A well-balanced show inviting reinterpretations of familiar faces

The Times | Friday January 11 2019

The Edinburgh School & Wider Circle
The Scottish Gallery, Edinburgh
****

A rather austere formal photograph, taken in 1949, of staff and students at Edinburgh College of Art reveals faces, some of whom were already established artists, such as the head of drawing and painting WG Gillies and the lecturers Sir Robin Philipson and Penelope Beaton. Others, clearly students, such as David Michie and David McClure, were still to make a name for themselves. All of these, as well as 20 or so others, celebrate the relationship between The Scottish Gallery, the art college and the artists.

Much has been written about these artists over the years — Elizabeth Blackadder, Anne Redpath, Gillies, Sir William MacTaggart to name a few — there seems little to add. But all art, through historical and sociological change, is subject to reinterpretation.

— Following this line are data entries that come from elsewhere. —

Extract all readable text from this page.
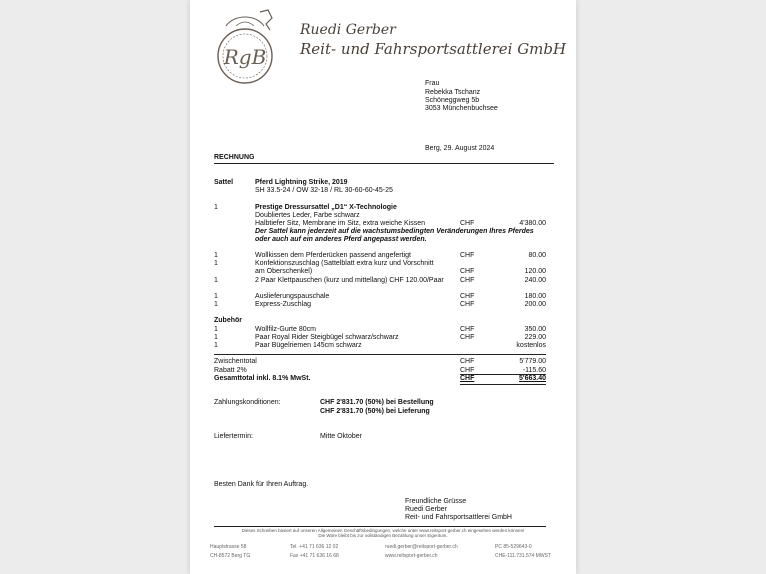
RgB
Ruedi Gerber
Reit- und Fahrsportsattlerei GmbH
Frau
Rebekka Tschanz
Schöneggweg 5b
3053 Münchenbuchsee
Berg, 29. August 2024
RECHNUNG
Sattel	Pferd Lightning Strike, 2019
SH 33.5-24 / OW 32-18 / RL 30-60-60-45-25
1	Prestige Dressursattel „D1“ X-Technologie
Doubliertes Leder, Farbe schwarz
Halbtiefer Sitz, Membrane im Sitz, extra weiche Kissen	CHF	4'380.00
Der Sattel kann jederzeit auf die wachstumsbedingten Veränderungen Ihres Pferdes
oder auch auf ein anderes Pferd angepasst werden.
1	Wollkissen dem Pferderücken passend angefertigt	CHF	80.00
1	Konfektionszuschlag (Sattelblatt extra kurz und Vorschnitt
am Oberschenkel)	CHF	120.00
1	2 Paar Klettpauschen (kurz und mittellang) CHF 120.00/Paar CHF	240.00
1	Auslieferungspauschale	CHF	180.00
1	Express-Zuschlag	CHF	200.00
Zubehör
1	Wollfilz-Gurte 80cm	CHF	350.00
1	Paar Royal Rider Steigbügel schwarz/schwarz	CHF	229.00
1	Paar Bügelriemen 145cm schwarz	kostenlos
Zwischentotal	CHF	5'779.00
Rabatt 2%	CHF	-115.60
Gesamttotal inkl. 8.1% MwSt.	CHF	5'663.40
Zahlungskonditionen:	CHF 2'831.70 (50%) bei Bestellung
CHF 2'831.70 (50%) bei Lieferung
Liefertermin:	Mitte Oktober
Besten Dank für Ihren Auftrag.
Freundliche Grüsse
Ruedi Gerber
Reit- und Fahrsportsattlerei GmbH
Dieses Schreiben basiert auf unseren Allgemeinen Geschäftsbedingungen, welche unter www.reitsport-gerber.ch eingesehen werden können!
Die Ware bleibt bis zur vollständigen Bezahlung unser Eigentum.
Hauptstrasse 58
CH-8572 Berg TG
Tel. +41 71 636 12 02
Fax +41 71 636 16 68
ruedi.gerber@reitsport-gerber.ch
www.reitsport-gerber.ch
PC 85-529643-0
CHE-111.731.574 MWST
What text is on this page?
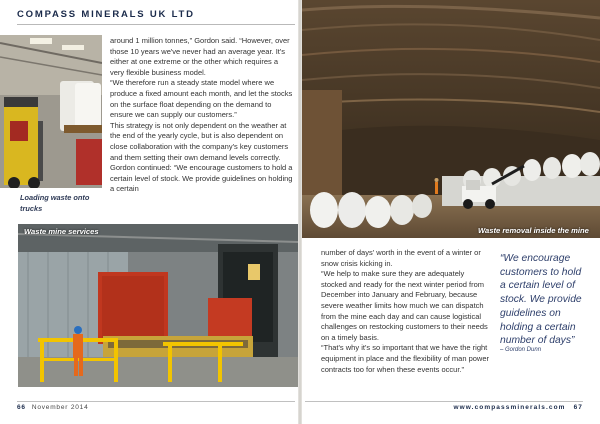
COMPASS MINERALS UK LTD
Loading waste onto trucks

around 1 million tonnes,” Gordon said. “However, over those 10 years we've never had an average year. It's either at one extreme or the other which requires a very flexible business model.

“We therefore run a steady state model where we produce a fixed amount each month, and let the stocks on the surface float depending on the demand to ensure we can supply our customers.”

This strategy is not only dependent on the weather at the end of the yearly cycle, but is also dependent on close collaboration with the company's key customers and them setting their own demand levels correctly.

Gordon continued: “We encourage customers to hold a certain level of stock. We provide guidelines on holding a certain

Waste mine services
66 November 2014
Waste removal inside the mine

number of days' worth in the event of a winter or snow crisis kicking in.

“We help to make sure they are adequately stocked and ready for the next winter period from December into January and February, because severe weather limits how much we can dispatch from the mine each day and can cause logistical challenges on restocking customers to their needs on a timely basis.

“That's why it's so important that we have the right equipment in place and the flexibility of man power contracts too for when these events occur.”

www.compassminerals.com 67
“We encourage customers to hold a certain level of stock. We provide guidelines on holding a certain number of days”
– Gordon Dunn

Last year a monograph by Elizabeth Cumming appeared on Philipson, who later became Edinburgh College of Art’s principal. I haven’t read her book but I suspect her reassessment is fair and fresh. From the evidence here one theme that deserves engagement is Philipson’s attitude to, or at least his depiction of, women. He clearly found the subject exciting and a modern analysis would have much to say on his latent and not so latent feelings of sexuality. Many of these images owe inspiration to the brothel imagery of Henri de Toulouse-Lautrec and Edgar Degas, not least the ambiguity with which he depicts the subject matter — decorative, colourful, garish even, with hints of voyeurism and mystery.

Philipson’s work makes some of the images here seem rather tame, although there’s no doubting the energetic palette of McClure and Michie, for example. The latter’s mother, Anne Redpath, also favoured colour — a defining characteristic of the Edinburgh school. Redpath’s Anemones, painted around 1962, is a tour de force in her style of thick, vivid, oil paint.

There are lesser-known voices here such as Katie Horsman (1911-98). Her watercolour Fife Harbour Scene and her gouache and watercolour Skye Church made in the 1940s, show how diverse and adaptable she could be.

Although there are no surprises, this show delivers in terms of quality, presentation and balance.